Moving off manual placement does not have to be risky. The low-risk path below pilots one scope in a tool that combines planning and generation, such as Smootables, alongside your existing manual or spreadsheet process, so you can compare results before committing.
- Pick one campus, one program, or one period as a pilot scope.
- Model that scope in a tool that supports planning and generation in one workspace.
- Run the existing manual process and the new workflow in parallel for one cycle.
- Compare results: time spent, conflicts caught, late changes handled.
- Expand to the rest of the school in subsequent cycles, keeping manual edits as a fallback for last-mile placements.
How do established tools compare to a modern planning workspace?
Established timetable suites such as Untis and aSc Timetables are capable tools. Untis supports weighting-based optimization, diagnostics, manual scheduling, modules for cover and publishing, MultiUser workflows, and WebUntis access. aSc Timetables offers a broad constraint catalog, testing and verification before generation, automatic generation, manual editing, online and desktop options, and student-course features.
The tradeoff is setup style. Reviews of Untis and aSc both mention learning curve and up-front configuration, especially when schools use advanced constraints and modules. Smootables takes a different path: a structured planning model, validation that explains gaps before generation, and an AI planner assistant in the same workspace.
Questions about moving away from manual timetabling
Will the planner lose control?
No. The planner defines the data, priorities, and constraints.
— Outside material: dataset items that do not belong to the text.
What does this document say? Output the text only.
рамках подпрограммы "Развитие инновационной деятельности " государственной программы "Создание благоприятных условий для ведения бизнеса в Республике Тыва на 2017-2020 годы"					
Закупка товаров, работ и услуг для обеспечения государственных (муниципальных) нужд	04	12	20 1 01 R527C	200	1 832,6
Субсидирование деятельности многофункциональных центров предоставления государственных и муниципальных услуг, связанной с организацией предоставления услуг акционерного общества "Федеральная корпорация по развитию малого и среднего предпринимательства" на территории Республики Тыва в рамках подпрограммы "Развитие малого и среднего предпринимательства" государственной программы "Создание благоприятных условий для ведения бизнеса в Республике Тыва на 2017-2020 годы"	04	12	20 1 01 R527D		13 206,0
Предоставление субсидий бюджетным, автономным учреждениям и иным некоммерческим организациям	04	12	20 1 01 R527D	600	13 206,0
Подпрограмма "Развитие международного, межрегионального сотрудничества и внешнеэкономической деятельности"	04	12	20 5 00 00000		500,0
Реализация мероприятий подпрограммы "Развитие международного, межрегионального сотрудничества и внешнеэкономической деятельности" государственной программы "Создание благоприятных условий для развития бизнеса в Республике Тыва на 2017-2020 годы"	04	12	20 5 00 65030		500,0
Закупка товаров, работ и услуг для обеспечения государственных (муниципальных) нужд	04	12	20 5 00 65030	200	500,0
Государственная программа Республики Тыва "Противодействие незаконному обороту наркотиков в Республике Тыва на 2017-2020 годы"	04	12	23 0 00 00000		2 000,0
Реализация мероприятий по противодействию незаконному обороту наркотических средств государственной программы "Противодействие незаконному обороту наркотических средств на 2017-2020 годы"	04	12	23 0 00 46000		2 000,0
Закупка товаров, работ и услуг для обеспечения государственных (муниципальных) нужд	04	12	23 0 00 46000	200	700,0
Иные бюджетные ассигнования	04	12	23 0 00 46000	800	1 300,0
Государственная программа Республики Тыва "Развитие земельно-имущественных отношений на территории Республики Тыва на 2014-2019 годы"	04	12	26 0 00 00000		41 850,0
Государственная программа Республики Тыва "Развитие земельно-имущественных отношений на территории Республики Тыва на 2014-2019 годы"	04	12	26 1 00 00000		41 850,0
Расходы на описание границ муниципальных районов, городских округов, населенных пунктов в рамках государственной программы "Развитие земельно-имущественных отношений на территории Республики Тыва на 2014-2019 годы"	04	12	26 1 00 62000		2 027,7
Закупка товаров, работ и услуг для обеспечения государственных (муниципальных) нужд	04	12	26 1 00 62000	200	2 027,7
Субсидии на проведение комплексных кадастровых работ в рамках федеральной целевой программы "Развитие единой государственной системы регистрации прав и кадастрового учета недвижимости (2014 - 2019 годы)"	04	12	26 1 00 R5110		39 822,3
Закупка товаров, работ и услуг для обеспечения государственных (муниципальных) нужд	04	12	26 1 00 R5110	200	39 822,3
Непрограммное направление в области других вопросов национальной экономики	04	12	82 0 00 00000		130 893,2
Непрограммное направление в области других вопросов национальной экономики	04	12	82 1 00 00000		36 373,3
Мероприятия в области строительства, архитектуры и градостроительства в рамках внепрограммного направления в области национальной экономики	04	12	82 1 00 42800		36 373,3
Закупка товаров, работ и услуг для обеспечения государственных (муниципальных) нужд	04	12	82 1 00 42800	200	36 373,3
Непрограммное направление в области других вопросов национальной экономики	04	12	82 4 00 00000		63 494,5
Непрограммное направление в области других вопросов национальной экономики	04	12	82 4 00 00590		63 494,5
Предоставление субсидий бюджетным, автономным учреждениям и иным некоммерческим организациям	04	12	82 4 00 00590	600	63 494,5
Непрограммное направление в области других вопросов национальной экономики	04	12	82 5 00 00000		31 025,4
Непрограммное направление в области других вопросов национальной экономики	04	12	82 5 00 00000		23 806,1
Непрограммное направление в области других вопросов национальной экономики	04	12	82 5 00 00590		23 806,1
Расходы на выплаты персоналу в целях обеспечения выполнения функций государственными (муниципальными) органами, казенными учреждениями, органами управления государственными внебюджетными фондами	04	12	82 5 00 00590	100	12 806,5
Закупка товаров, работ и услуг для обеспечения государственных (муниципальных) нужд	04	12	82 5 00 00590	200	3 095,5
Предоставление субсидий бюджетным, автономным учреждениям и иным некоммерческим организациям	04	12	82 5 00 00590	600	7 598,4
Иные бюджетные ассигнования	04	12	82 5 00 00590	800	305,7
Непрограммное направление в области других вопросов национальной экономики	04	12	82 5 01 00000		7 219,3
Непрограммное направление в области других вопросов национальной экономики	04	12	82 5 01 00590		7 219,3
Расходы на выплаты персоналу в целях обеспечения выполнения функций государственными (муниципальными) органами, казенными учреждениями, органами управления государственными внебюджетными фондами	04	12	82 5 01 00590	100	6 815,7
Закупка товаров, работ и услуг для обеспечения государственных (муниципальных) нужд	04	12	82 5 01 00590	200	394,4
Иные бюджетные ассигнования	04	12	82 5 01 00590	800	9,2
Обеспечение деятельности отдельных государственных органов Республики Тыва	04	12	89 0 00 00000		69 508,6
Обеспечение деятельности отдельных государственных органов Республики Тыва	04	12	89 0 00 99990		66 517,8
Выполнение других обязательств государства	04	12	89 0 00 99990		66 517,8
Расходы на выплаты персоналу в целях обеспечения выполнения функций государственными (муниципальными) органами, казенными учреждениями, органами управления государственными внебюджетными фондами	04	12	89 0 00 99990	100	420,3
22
The solver places lessons that fit; the planner edits, pins, and approves. The AI assistant handles bulk updates and large changes that would take hours by hand, while the planner stays in control.
Do we have to change everything at once?
No. The migration steps above are designed to keep manual placement as a fallback while you validate the assisted workflow on a scoped pilot.
What about constraints we have never written down?
Schools often discover unwritten constraints when they try to model them. That is part of the value: the constraints become explicit, reviewable, and reusable next year.
Is automatic generation slower than manual for small schedules?
For very small schedules, manual can be faster in absolute terms. The benefit is repeatability and resilience: the next term, the next year, or the next change does not start from scratch.
How does this compare to an established generator?
Established generators are strong at the solve step. Smootables is designed to keep planning, workload, generation, and individual pathways in one model.